The next day, Meyer said at the Big Ten’s football media gathering in Chicago that he did not know about the allegation in 2015. Meyer went through a timeline of events leading to that, saying that he was told of a report of a felony arrest involving Zach Smith. That report was erroneous and Meyer said it affected the way he answered questions that day.

“I want to be really clear that there was zero intent to mislead,” he said.

Meyer said that he knew that Zach and Courtney Smith had a troubled marriage — they divorced in 2016 — but he said he relied on reports from law enforcement that there was no domestic violence.

“My mistake was not asking enough questions,” Meyer said.

Meyer addressed issues raised in OSU’s investigative report. He said he did not delete texts from his cell phone. He said that because of the volume of texts to recruits and family that he sends and receives, his phone sometimes becomes locked. He said an OSU IT staffer reprogrammed the settings to delete texts automatically after a year months before the request came to save the texts.

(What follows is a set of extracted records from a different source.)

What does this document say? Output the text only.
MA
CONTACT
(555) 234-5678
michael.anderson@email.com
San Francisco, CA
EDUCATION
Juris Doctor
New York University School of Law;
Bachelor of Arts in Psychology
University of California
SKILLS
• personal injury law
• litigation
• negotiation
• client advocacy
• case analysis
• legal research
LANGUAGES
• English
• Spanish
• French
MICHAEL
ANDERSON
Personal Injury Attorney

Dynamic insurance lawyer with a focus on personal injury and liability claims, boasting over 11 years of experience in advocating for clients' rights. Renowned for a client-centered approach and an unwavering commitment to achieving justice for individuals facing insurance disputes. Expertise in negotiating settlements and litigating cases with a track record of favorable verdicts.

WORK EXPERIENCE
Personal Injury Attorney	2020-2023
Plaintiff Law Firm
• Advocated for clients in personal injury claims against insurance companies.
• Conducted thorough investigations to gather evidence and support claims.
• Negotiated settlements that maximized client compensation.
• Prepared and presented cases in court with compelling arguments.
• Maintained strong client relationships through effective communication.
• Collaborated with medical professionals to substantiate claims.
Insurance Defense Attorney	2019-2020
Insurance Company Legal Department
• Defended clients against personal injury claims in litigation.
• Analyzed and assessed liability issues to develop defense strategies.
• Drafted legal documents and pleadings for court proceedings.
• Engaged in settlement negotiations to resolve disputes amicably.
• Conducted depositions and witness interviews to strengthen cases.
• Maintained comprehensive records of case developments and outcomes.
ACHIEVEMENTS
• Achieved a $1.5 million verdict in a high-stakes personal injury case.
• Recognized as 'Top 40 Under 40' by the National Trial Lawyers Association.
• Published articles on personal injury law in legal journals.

Meyer also said his wife, Shelley, did not share her text exchange with Courtney Smith regarding the domestic abuse allegations with him.

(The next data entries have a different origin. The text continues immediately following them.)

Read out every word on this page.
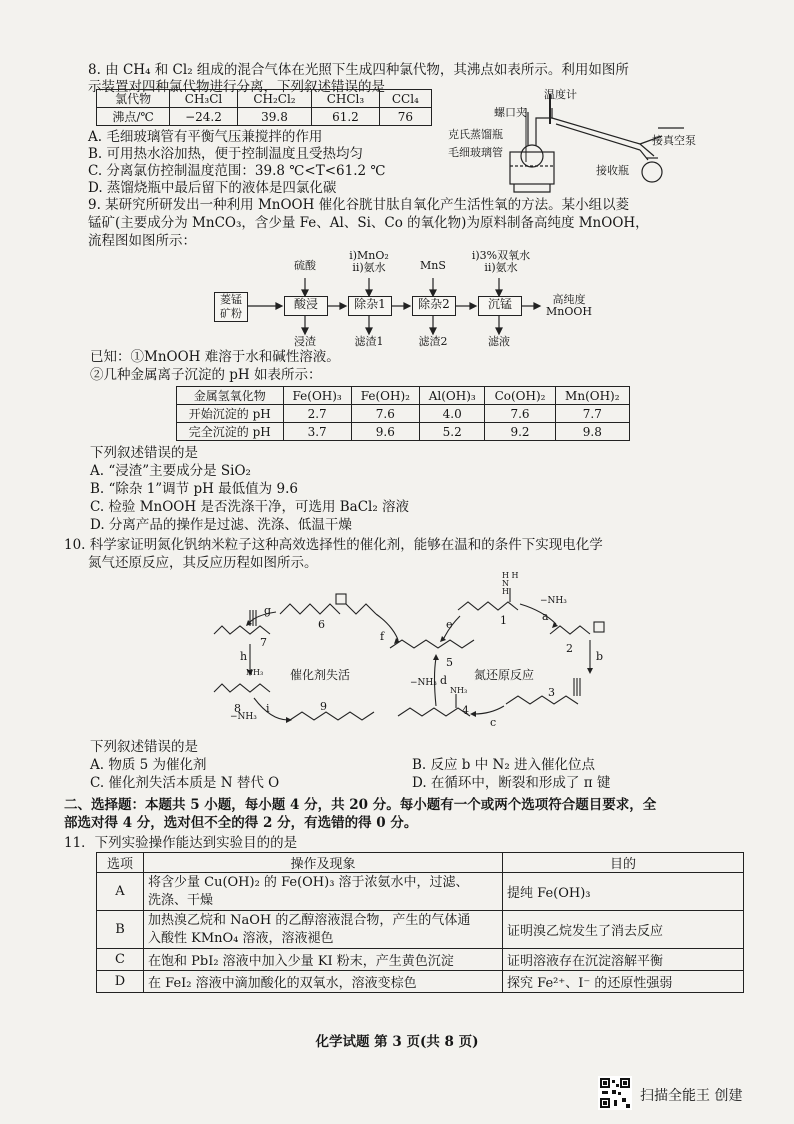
8. 由 CH₄ 和 Cl₂ 组成的混合气体在光照下生成四种氯代物，其沸点如表所示。利用如图所
示装置对四种氯代物进行分离，下列叙述错误的是
氯代物	CH₃Cl	CH₂Cl₂	CHCl₃	CCl₄
沸点/℃	−24.2	39.8	61.2	76
A. 毛细玻璃管有平衡气压兼搅拌的作用
B. 可用热水浴加热，便于控制温度且受热均匀
C. 分离氯仿控制温度范围：39.8 ℃<T<61.2 ℃
D. 蒸馏烧瓶中最后留下的液体是四氯化碳
温度计
螺口夹
克氏蒸馏瓶
毛细玻璃管
接真空泵
接收瓶
9. 某研究所研发出一种利用 MnOOH 催化谷胱甘肽自氧化产生活性氧的方法。某小组以菱
锰矿(主要成分为 MnCO₃，含少量 Fe、Al、Si、Co 的氧化物)为原料制备高纯度 MnOOH，
流程图如图所示：
菱锰矿粉
酸浸	除杂1	除杂2	沉锰
硫酸
i)MnO₂
ii)氨水	MnS
i)3%双氧水
ii)氨水
浸渣	滤渣1	滤渣2	滤液
高纯度
MnOOH
已知：①MnOOH 难溶于水和碱性溶液。
②几种金属离子沉淀的 pH 如表所示：
金属氢氧化物	Fe(OH)₃	Fe(OH)₂	Al(OH)₃	Co(OH)₂	Mn(OH)₂
开始沉淀的 pH	2.7	7.6	4.0	7.6	7.7
完全沉淀的 pH	3.7	9.6	5.2	9.2	9.8
下列叙述错误的是
A. “浸渣”主要成分是 SiO₂
B. “除杂 1”调节 pH 最低值为 9.6
C. 检验 MnOOH 是否洗涤干净，可选用 BaCl₂ 溶液
D. 分离产品的操作是过滤、洗涤、低温干燥
10. 科学家证明氮化钒纳米粒子这种高效选择性的催化剂，能够在温和的条件下实现电化学
氮气还原反应，其反应历程如图所示。
6
7
8	9
5
1
2
3
4
g
f
h
i
e
a
b
c
d
催化剂失活	氮还原反应
−NH₃
−NH₃
−NH₃
NH₃
NH₃
H H
N
H
下列叙述错误的是
A. 物质 5 为催化剂	B. 反应 b 中 N₂ 进入催化位点
C. 催化剂失活本质是 N 替代 O	D. 在循环中，断裂和形成了 π 键
二、选择题：本题共 5 小题，每小题 4 分，共 20 分。每小题有一个或两个选项符合题目要求，全
部选对得 4 分，选对但不全的得 2 分，有选错的得 0 分。
11．下列实验操作能达到实验目的的是
选项	操作及现象	目的
A	将含少量 Cu(OH)₂ 的 Fe(OH)₃ 溶于浓氨水中，过滤、
洗涤、干燥	提纯 Fe(OH)₃
B	加热溴乙烷和 NaOH 的乙醇溶液混合物，产生的气体通
入酸性 KMnO₄ 溶液，溶液褪色	证明溴乙烷发生了消去反应
C	在饱和 PbI₂ 溶液中加入少量 KI 粉末，产生黄色沉淀	证明溶液存在沉淀溶解平衡
D	在 FeI₂ 溶液中滴加酸化的双氧水，溶液变棕色	探究 Fe²⁺、I⁻ 的还原性强弱
化学试题 第 3 页(共 8 页)
扫描全能王 创建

Meyer said he fired Zach Smith after the assistant failed to tell him about a criminal-trespass arrest in May and a domestic-violence protection order in July.

Meyer hired Smith, who’s Earle Bruce’s grandson, while coaching at Florida and rehired him when he took the Ohio State job in 2011 based on what he said were “glowing” recommendations from coaches who’d supervised Smith elsewhere.

Meyer said Smith did an excellent job as a recruiter and in developing Ohio State’s receivers. He believed the marital problems the Smiths experienced and Zach Smith’s other personal issues were in the past.

“I actually thought we made it through it,” Meyer said.

Meyer said that he has always been clear about his expectations regarding zero tolerance of domestic abuse. Respecting women is one of his “core values” on the wall of the Woody Hayes Athletic Center.

Meyer said he was devastated by his suspension, but said it does not affect the way he views Ohio State. He said he has a “great relationship” with OSU president Michael V. Drake.

“My love is unwavering for Ohio State, even more so now,” Meyer said.